Schools of the Anthropological Period

  • Socrates initiates a shift in focus to human actions, justice, living well, and goodness
  • Socrates practiced and taught maieutics and dialectics (dialogue and reflection) to question ideas and reach truth by recognizing error.
  • Socrates advocated for ethical principles of wisdom and virtue, known as ethical intellectualism.

Plato’s Philosophy

  • Prominent texts include the Dialogues of Plato, which recounts the dialogues of Socrates.
  • Plato establishes that the real world is the world of intangible realities, which he called "ideas," where things are as their true essence dictates.
  • One must detach from the material world to understand Plato's philosophy.
  • What is real is explained through what is beyond the senses.
  • In Plato's system of thought, only the world of ideas is genuinely real.
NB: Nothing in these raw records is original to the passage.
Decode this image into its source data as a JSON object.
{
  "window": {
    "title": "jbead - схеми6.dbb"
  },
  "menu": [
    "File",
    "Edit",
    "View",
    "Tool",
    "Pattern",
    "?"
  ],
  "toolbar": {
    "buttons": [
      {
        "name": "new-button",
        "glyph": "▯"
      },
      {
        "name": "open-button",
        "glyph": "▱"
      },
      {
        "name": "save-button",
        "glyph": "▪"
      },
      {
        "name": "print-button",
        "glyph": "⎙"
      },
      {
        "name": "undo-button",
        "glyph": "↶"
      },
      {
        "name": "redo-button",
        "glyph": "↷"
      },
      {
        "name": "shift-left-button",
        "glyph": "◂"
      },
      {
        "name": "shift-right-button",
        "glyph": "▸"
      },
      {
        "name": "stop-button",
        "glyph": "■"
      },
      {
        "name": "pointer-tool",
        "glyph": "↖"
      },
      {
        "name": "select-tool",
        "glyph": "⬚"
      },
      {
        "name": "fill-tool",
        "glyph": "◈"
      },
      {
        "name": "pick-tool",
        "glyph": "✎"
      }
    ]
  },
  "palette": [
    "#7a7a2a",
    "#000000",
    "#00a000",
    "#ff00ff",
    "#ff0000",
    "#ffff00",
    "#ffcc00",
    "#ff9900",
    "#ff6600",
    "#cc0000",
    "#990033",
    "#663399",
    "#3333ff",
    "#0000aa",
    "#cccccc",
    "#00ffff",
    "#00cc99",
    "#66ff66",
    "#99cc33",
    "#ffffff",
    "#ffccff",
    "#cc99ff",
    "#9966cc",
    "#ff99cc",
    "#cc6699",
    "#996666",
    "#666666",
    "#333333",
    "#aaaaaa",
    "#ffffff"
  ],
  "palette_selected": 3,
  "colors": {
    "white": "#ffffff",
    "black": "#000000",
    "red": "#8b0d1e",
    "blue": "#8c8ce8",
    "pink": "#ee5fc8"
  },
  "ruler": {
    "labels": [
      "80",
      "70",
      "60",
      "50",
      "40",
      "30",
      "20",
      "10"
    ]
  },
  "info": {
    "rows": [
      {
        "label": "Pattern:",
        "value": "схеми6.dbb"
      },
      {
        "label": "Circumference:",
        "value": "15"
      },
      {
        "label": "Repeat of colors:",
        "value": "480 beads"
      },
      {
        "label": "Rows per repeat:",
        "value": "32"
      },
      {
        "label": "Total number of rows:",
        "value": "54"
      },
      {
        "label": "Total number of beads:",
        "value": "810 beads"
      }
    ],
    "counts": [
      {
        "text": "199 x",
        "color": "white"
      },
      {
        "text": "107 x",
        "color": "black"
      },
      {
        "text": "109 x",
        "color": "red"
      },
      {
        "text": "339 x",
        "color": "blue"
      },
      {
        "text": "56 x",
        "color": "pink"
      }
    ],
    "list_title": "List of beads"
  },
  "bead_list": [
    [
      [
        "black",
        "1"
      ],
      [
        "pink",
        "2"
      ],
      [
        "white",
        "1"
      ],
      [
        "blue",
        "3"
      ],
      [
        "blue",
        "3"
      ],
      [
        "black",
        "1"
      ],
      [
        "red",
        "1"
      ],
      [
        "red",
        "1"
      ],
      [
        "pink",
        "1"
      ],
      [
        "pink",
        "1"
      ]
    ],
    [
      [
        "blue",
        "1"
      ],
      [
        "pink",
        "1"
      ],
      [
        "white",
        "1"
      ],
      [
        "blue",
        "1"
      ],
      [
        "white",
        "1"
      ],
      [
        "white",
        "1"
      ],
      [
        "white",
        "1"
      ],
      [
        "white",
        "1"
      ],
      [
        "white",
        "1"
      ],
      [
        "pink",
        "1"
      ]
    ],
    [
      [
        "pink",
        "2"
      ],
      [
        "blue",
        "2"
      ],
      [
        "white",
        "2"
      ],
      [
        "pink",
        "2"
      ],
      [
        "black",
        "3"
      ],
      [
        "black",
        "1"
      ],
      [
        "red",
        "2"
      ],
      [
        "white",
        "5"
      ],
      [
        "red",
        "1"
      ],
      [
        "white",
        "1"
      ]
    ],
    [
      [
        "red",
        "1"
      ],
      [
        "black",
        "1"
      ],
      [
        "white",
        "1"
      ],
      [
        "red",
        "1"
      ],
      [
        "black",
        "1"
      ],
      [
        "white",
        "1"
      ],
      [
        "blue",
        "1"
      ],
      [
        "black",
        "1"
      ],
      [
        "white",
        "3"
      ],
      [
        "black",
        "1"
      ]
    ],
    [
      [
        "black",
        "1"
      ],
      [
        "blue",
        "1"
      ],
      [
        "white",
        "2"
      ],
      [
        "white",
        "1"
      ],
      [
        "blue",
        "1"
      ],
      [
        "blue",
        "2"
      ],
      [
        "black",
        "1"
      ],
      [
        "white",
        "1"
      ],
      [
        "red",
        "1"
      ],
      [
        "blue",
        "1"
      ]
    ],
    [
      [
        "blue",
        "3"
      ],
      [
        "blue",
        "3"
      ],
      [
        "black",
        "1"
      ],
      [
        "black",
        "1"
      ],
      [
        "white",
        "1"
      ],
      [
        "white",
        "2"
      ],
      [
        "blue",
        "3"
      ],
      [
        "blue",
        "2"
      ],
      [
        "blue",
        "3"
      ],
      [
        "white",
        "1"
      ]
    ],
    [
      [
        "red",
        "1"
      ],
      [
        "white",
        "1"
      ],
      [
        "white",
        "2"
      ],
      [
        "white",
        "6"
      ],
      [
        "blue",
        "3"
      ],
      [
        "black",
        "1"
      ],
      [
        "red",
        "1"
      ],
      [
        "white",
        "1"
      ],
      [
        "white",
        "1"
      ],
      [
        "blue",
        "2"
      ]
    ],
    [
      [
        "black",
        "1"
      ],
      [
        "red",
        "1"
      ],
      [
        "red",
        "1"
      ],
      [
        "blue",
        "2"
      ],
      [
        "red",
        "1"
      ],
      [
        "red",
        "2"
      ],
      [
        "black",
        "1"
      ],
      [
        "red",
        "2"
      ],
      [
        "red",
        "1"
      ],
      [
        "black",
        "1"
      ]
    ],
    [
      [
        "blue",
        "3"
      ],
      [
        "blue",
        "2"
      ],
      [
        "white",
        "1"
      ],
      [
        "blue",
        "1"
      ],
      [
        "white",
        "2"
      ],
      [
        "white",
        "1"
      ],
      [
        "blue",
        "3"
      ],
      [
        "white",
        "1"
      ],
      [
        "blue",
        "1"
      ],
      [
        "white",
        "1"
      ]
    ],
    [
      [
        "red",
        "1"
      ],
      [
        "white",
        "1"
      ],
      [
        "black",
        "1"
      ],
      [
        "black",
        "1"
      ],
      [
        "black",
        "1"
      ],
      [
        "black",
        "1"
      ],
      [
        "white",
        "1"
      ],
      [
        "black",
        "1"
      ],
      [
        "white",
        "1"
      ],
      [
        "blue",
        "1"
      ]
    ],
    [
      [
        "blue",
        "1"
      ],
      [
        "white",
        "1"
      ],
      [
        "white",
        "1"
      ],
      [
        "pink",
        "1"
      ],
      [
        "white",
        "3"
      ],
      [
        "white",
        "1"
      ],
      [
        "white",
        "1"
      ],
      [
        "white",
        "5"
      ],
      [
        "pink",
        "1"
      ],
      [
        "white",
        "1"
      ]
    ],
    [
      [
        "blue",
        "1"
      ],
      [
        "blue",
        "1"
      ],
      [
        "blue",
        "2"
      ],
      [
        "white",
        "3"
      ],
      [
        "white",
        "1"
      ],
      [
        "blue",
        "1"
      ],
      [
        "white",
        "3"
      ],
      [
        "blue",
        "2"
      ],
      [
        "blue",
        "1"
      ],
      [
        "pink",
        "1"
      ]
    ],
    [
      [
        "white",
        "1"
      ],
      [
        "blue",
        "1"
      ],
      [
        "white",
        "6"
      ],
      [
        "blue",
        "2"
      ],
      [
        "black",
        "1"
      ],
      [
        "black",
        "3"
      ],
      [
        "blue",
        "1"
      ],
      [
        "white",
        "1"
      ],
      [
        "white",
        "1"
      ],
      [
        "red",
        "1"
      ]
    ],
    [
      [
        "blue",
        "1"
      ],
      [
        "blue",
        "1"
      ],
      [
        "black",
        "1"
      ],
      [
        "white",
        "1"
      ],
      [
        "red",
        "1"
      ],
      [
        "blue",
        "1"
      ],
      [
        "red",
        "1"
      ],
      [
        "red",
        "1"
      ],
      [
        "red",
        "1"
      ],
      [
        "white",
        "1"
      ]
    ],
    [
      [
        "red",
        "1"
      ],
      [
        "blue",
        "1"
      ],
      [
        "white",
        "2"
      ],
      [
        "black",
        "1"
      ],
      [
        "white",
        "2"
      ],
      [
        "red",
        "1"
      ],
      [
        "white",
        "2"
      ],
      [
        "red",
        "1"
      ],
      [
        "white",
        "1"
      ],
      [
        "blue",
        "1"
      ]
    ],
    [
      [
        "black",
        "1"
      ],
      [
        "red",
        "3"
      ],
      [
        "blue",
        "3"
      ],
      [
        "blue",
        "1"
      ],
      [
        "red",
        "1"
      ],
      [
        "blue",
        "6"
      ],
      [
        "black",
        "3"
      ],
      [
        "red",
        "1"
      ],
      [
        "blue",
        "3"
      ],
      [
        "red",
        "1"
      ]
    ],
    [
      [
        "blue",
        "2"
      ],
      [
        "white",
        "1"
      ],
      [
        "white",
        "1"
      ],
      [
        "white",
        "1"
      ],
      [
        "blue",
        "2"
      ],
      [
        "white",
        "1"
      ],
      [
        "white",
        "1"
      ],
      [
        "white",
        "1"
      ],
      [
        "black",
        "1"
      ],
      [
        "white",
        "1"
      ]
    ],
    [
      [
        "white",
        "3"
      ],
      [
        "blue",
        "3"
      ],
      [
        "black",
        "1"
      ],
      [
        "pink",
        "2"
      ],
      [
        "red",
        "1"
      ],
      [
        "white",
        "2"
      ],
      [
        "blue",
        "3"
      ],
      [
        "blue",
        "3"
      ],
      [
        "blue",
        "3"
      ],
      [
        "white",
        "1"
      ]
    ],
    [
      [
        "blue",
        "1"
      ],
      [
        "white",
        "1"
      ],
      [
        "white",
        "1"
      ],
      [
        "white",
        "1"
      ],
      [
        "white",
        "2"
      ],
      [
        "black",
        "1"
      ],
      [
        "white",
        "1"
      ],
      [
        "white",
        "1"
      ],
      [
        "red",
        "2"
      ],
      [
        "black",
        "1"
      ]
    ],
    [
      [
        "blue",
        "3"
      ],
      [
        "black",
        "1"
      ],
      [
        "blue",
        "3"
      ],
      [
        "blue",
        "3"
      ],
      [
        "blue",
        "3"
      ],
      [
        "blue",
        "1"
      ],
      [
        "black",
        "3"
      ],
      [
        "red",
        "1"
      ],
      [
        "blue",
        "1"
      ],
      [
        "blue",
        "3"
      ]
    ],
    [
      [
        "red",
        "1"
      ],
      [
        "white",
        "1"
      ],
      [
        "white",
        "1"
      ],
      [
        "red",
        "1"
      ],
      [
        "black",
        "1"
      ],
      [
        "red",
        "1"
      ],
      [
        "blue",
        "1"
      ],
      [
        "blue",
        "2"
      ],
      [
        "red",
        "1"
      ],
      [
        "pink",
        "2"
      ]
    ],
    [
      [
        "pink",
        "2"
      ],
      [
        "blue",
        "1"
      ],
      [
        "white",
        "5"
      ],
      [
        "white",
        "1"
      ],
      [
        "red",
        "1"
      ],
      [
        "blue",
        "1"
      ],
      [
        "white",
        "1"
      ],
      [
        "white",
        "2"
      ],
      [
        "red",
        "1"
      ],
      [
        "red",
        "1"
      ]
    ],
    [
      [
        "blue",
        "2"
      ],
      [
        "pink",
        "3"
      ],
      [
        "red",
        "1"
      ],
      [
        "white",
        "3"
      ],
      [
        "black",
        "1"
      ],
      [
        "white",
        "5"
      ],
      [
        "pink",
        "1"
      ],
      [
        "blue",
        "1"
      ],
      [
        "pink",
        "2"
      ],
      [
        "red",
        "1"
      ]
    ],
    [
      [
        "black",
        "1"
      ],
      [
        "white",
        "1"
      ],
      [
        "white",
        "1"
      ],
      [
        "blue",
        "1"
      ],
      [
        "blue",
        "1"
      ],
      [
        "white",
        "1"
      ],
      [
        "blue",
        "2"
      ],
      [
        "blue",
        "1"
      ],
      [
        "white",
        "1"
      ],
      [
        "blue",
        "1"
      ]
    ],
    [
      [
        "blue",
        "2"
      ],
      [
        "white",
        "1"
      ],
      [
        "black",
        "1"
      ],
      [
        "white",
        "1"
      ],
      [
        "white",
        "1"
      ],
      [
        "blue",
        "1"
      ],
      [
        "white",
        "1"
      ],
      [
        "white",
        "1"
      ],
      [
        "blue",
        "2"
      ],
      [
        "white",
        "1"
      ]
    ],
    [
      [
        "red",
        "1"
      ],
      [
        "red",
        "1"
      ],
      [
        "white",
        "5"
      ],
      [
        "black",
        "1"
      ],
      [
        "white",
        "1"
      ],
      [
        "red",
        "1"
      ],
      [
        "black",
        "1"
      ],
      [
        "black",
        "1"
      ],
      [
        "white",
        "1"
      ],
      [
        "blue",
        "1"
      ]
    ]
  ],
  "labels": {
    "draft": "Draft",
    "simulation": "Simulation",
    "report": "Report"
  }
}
What we perceive with our senses distances us from things and their true essence, and is therefore unreal.
  • Anamnesis is how knowledge is remembered, not acquired
  • Proposes a political system tied to virtue.
  • Advocates for a governing aristocracy.
  • Suggests social classes.
  • Believes women and men should have equal rights and education.

Aristotle’s Philosophy

  • Experience is the only way to obtain true knowledge.
  • Texts include treatises on logic, physics, and eudaimonic ethics
  • Aristotle founded the Lyceum, a school known as "The Peripato".
  • He is considered the founder of logic.
  • He studied the methodology for studying sciences.
  • He termed his inductive method of premises "syllogism".
  • The Aristotelian being is the primary substance with material and formal components.
  • Aristotle distinguished between being in act and being in potential.
  • Developed the theory of Hylomorphism: every body consists of matter and form.
  • Matter contains the form and provides individual characteristics, perceived through the senses.
  • Wrote treatises on eudaimonism, ethics of happiness and virtue.
  • Conceives the state as responsible for providing the means necessary for the welfare of the people.
  • Aristotle considers women destined for domestic work.